Exponential Convergence Rates of Classification Errors on Learning with SGD and Random Features

TL;DR

This paper demonstrates that using random features with stochastic gradient descent in binary classification achieves exponential convergence rates in expected error, with computational benefits under low-noise conditions, regardless of feature count.

Contribution

The study extends exponential convergence analysis to random features, showing error bounds are unaffected by the number of features and highlighting computational advantages.

Findings

Exponential convergence of classification error with random features.

Convergence rate independent of the number of features.

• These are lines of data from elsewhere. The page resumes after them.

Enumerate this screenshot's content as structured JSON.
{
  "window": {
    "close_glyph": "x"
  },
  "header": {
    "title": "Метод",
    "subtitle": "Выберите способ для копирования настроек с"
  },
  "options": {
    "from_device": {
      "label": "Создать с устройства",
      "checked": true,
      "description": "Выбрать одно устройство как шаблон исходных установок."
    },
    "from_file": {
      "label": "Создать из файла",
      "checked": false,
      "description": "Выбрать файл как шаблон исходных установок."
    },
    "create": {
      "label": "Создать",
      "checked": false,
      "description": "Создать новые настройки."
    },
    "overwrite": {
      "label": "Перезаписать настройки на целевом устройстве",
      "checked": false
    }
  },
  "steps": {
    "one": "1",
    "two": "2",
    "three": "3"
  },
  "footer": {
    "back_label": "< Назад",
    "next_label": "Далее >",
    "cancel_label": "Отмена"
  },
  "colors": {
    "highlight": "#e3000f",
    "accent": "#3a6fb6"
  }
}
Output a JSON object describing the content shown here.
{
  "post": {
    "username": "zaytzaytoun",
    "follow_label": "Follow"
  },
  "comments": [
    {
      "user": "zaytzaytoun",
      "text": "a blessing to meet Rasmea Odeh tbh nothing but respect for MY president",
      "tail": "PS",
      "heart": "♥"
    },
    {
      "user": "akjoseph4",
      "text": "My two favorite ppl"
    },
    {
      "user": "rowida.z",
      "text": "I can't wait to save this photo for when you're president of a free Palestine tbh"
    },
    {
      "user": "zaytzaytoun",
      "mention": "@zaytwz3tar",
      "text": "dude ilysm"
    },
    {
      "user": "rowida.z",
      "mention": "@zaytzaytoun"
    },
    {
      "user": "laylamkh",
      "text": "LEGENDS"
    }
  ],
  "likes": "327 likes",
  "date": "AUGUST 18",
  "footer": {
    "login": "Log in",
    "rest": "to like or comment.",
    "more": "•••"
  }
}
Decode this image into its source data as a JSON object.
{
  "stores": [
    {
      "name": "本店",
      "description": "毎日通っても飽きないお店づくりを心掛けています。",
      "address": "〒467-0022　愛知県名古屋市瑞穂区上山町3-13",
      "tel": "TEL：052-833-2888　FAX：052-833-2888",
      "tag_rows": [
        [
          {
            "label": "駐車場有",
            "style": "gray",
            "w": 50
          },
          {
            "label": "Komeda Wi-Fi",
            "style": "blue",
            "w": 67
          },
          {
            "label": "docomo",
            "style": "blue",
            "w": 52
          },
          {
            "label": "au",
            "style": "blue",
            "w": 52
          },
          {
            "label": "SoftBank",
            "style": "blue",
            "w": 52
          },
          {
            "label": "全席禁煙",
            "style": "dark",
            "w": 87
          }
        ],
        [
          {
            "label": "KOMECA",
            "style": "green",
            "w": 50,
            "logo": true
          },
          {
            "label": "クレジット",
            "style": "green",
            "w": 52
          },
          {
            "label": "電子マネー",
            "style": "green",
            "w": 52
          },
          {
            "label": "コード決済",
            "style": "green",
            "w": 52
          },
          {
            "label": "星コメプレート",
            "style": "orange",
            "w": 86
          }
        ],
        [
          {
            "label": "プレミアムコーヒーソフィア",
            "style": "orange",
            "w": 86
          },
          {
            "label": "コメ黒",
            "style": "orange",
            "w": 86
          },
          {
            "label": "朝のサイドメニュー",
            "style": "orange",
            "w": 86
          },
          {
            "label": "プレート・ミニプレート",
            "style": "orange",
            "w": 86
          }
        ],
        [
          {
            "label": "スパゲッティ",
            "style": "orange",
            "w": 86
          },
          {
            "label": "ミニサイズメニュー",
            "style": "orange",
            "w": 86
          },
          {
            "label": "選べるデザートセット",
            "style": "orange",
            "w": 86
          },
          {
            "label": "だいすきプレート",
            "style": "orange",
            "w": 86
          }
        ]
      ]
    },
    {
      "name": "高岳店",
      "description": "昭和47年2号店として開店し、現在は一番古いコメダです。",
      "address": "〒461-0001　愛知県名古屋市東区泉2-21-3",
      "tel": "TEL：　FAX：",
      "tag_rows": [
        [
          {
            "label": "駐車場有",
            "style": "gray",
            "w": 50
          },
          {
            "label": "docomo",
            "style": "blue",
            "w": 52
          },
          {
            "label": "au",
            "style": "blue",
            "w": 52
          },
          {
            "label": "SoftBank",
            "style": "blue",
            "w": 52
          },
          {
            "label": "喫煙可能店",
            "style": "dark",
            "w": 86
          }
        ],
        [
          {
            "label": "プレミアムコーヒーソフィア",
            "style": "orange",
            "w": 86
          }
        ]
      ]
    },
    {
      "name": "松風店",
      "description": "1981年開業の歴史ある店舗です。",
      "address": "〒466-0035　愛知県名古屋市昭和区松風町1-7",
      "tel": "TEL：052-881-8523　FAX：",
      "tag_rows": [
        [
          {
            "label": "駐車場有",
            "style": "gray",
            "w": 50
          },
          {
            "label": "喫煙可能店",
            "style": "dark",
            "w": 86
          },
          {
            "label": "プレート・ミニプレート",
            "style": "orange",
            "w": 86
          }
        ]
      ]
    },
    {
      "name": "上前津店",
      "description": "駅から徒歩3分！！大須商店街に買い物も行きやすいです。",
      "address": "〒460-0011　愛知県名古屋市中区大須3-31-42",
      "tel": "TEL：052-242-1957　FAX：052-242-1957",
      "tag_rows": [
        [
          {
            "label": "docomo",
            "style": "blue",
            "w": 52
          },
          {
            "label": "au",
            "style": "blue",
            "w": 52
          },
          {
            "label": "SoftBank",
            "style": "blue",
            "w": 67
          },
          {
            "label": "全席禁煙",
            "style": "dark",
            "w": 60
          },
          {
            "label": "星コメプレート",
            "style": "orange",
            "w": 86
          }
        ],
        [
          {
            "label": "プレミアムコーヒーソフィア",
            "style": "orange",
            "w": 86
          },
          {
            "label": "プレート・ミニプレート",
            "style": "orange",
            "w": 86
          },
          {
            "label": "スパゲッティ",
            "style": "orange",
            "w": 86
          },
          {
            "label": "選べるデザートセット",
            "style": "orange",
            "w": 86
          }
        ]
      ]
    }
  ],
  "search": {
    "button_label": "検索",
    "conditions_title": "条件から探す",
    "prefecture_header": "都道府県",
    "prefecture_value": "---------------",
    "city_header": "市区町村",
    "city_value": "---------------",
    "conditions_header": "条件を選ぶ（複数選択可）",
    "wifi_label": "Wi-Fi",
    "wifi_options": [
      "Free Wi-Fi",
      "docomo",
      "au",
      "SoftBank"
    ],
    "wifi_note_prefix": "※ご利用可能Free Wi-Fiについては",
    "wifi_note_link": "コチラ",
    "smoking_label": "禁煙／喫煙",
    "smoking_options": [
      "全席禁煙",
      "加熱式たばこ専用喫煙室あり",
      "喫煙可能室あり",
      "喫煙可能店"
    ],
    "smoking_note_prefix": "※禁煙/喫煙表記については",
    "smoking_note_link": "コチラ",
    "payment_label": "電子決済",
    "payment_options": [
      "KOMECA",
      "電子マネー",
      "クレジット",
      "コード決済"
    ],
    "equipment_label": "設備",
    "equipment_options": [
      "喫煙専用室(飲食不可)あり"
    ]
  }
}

Significant computational benefits under low-noise conditions.

Abstract

Although kernel methods are widely used in many learning problems, they have poor scalability to large datasets. To address this problem, sketching and stochastic gradient methods are the most commonly used techniques to derive efficient large-scale learning algorithms. In this study, we consider solving a binary classification problem using random features and stochastic gradient descent. In recent research, an exponential convergence rate of the expected classification error under the strong low-noise condition has been shown. We extend these analyses to a random features setting, analyzing the error induced by the approximation of random features in terms of the distance between the generated hypothesis including population risk minimizers and empirical risk minimizers when using general Lipschitz loss functions, to show that an exponential convergence of the expected classification error is achieved even if random features approximation is applied. Additionally, we demonstrate that the convergence rate does not depend on the number of features and there is a significant computational benefit in using random features in classification problems because of the strong low-noise condition.